The total (as at 31 January 2023) is down from the 983 recorded at the same time last year, with tough market conditions affecting valuations, but still significantly above the 731 recorded at the beginning of 2021.
Crucially, instead of charging a percentage fee on customer wealth, interactive investor charges a flat monthly fee of £9.99 per month for its core Investor price plan. That means customers get to keep more of their own money, and the savings can be substantial and life changing over a lifetime of saving.
The average age of an interactive investor ISA millionaire is 73, compared to an average age of 56 for the overall ISA cohort. Most will likely have started out with Personal Equity Plans (PEPs), when ISAs were just a twinkle in policymakers’ eyes. So, the number one lesson is patience – ISA millionaires didn’t get there overnight.
Where are ISA millionaires putting their money?
Investment trusts are continuing to power ii ISA millionaire portfolios and account for the largest share of ISA portfolios (42.5% compared to just 8.2% for funds).
For ii’s broader ISA base, investment trusts and funds tend to have similar prominence in portfolios (24% investment trusts, 22% funds).
Investment trusts are ahead of direct equities (39.9%) in terms of asset split and Exchange-Traded Products (3.7%). ISA millionaires are also holding close to 50% less in cash (5% versus 10% cash for the broader ISA base), suggesting that ISA millionaires are studiously avoiding the long-term effects of cash drag.
Dzmitry Lipski, Head of Funds Research, interactive investor, says: says: “Congratulations to all the fortunate customers who have been able to grow their ISA pots to £1 million plus. With an average age of 73 compared to 56 for our overall ISA cohort, this is very much about getting rich slowly.
“Most of our ISA millionaires will have likely started life in PEPs, which preceded ISAs, a reminder that long term wealth creation is about discipline and process. That means utilising Government tax wrappers, a great rule of thumb, even if millionaire status might prove elusive for most of us.
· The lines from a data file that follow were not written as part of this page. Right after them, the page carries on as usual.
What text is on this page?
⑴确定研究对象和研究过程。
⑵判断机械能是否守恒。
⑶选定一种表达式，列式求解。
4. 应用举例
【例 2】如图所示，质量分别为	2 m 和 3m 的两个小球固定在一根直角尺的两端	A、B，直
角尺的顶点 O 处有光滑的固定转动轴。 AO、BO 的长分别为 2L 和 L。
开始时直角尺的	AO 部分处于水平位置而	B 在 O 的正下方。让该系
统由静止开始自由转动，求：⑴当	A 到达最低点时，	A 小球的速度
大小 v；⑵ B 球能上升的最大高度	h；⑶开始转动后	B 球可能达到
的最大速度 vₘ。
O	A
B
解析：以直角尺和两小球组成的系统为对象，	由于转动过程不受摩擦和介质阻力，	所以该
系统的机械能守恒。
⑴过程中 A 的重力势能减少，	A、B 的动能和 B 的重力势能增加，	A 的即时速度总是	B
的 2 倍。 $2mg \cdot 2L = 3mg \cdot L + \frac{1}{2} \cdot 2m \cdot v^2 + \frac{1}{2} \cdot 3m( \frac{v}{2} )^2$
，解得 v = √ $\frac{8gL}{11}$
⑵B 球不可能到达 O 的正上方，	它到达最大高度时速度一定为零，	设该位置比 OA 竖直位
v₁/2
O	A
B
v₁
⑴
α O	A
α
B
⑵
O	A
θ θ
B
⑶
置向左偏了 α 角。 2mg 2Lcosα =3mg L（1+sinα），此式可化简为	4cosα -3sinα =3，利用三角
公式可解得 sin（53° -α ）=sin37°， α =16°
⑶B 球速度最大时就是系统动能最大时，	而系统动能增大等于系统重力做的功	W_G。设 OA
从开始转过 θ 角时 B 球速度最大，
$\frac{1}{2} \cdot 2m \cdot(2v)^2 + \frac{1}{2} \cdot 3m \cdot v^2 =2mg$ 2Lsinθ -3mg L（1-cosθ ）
“It’s no surprise to see investment trusts take up such a large proportion of customer portfolios. Over the long-term, some unique features such as gearing (borrowing) to enhance returns have helped them deliver strong long term returns overall. Over time that might mean that they might start to account for a larger percentage of a portfolio. Some investors might consider rebalancing, particularly if a very adventurous investment trust is suddenly taking up a big share of the pie due to outperformance.
“Remember also that that those same investment trust bells and whistles mean they can also underperform in a falling market, and because they are listed on the stock market, trusts can also be impacted by sentiment. But the data shows that investment trusts should not be overlooked.
“FTSE blue chips are widely held in ISA millionaire accounts, and while these tend to have strong overseas earnings, the ultimate overseas exposure has been sought via global investment trusts, with Alliance Trust the most held overall stock amongst ISA millionaires, and Scottish Mortgage in third place.
“Finally, ISA millionaires only have an average of 5% cash in their portfolios compared to 10% across all ISA accounts, so they are putting more of their money to work. Long term, this can help avoid cash drag. While it’s inspiring to look at how the very wealthiest have got there, it’s also important to consider your risk profile and individual circumstances.”